Post by: kuest on March 01, 2006, 11:09:24 pm
Some lines above from the vulnerable point I find this:
"// Process theme selection if present in URI or in user profile
if (!empty($HTTP_GET_VARS['theme'])) {
    $USER['theme'] = $HTTP_GET_VARS['theme'];"

isnt this the same problem of overtaking unproved "_GET[]".??

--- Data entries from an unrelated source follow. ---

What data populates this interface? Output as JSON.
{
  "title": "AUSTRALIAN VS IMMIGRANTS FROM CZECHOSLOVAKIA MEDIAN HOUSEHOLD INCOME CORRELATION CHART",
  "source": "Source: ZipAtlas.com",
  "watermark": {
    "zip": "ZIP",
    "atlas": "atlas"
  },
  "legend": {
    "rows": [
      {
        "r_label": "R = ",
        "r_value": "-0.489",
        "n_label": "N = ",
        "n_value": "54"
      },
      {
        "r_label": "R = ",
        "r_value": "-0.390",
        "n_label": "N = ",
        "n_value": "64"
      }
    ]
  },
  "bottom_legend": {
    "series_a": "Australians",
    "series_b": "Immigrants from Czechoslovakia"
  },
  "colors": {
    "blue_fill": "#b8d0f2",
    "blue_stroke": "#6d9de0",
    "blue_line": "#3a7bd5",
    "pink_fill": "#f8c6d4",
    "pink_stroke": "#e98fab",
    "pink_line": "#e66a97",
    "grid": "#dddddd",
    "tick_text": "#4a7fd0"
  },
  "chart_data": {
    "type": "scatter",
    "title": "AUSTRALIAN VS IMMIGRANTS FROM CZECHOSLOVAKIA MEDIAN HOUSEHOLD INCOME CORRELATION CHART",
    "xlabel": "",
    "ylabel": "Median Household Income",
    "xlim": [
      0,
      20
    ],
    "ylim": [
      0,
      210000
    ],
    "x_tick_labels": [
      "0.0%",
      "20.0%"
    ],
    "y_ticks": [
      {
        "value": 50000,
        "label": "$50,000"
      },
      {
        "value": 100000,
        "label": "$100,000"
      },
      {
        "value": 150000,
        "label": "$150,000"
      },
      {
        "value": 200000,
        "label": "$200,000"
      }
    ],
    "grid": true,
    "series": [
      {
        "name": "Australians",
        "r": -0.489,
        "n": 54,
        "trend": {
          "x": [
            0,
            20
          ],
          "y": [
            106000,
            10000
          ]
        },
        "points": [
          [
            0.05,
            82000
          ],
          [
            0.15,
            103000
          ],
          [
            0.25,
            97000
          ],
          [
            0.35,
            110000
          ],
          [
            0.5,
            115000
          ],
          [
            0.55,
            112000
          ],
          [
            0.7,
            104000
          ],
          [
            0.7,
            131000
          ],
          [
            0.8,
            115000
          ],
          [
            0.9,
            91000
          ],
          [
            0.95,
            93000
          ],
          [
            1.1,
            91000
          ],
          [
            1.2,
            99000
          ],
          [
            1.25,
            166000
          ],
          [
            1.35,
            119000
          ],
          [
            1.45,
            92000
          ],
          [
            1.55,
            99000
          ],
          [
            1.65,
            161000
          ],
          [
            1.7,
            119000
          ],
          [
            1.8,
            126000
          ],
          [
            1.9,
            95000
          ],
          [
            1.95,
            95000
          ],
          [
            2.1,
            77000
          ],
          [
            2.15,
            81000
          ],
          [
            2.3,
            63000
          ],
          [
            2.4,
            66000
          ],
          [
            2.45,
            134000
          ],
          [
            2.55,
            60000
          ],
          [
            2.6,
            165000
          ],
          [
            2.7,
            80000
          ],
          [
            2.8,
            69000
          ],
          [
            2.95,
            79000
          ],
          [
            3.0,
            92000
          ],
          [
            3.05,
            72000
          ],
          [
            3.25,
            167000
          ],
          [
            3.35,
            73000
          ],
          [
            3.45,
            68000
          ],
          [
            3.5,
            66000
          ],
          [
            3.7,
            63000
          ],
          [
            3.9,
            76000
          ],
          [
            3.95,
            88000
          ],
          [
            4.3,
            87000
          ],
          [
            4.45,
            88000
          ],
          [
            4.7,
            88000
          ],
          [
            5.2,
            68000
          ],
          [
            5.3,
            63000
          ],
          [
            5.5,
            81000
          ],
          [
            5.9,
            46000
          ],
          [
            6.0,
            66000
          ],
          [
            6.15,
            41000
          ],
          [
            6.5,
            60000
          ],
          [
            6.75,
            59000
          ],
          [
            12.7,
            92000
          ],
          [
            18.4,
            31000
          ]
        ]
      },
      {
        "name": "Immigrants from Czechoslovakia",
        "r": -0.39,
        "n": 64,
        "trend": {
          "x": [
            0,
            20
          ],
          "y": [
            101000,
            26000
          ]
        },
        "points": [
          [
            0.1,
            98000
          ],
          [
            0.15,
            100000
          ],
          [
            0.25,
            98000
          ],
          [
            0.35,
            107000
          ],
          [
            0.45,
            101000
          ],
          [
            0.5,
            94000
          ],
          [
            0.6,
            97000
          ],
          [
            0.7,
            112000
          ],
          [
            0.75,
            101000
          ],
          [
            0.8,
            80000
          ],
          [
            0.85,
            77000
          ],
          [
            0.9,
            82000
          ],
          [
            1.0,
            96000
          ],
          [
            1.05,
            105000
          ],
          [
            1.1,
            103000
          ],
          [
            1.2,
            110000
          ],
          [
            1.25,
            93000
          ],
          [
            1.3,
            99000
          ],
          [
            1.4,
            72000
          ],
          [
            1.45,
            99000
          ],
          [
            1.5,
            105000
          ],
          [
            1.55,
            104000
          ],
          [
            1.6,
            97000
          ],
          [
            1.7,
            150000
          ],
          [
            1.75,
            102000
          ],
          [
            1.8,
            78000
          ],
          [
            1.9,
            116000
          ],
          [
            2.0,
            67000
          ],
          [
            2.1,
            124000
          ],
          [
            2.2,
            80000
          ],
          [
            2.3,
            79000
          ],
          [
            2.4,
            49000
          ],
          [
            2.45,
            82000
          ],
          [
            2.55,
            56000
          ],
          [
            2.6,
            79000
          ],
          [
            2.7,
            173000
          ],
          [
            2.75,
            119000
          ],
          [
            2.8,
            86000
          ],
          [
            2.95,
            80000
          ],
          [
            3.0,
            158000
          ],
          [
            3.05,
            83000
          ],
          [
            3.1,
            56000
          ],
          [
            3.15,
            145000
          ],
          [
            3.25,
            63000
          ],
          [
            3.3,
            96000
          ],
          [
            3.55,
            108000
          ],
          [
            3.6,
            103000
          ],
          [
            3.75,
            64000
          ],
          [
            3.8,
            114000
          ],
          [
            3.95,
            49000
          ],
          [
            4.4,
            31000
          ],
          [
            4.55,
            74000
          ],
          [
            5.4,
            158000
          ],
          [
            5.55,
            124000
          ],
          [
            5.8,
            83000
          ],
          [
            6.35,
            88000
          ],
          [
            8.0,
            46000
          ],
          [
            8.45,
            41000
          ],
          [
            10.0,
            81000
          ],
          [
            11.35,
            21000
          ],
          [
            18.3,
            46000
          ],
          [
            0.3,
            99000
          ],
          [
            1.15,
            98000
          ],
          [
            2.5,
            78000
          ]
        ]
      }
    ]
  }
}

Title: Re: Patch for Coppermine 1.4.3 remote code execution - Update NOW!
Post by: Joachim Müller on March 03, 2006, 08:50:06 pm
as this seems to cause confusion for some users: the fix mentioned in this thread has gone into cpg1.4.4. However, applying this patch to a cpg1.4.3 install doesn't make it a cpg1.4.4 gallery. There are a lot of other minor bug fixes has gone into cpg1.4.4 as well.
Users should not only apply this patch, but actually upgrade to cpg1.4.4 as suggested in the upgrade section of the docs that come with the new package.
Title: MOVED: Re: Patch for Coppermine 1.4.3 remote code execution - Update NOW!
Post by: Joachim Müller on March 15, 2006, 07:18:40 pm
Split unrelated reply to this announcement thread into a separate thread  cpg1.4 upgrading (http://forum.coppermine-gallery.net/index.php?board=59).

http://forum.coppermine-gallery.net/index.php?topic=29192.0 (http://forum.coppermine-gallery.net/index.php?topic=29192.0)



From now on, all unrelated replies and individual support requests to this thread will get deleted without further notice, the posters will be banned for a week >:(.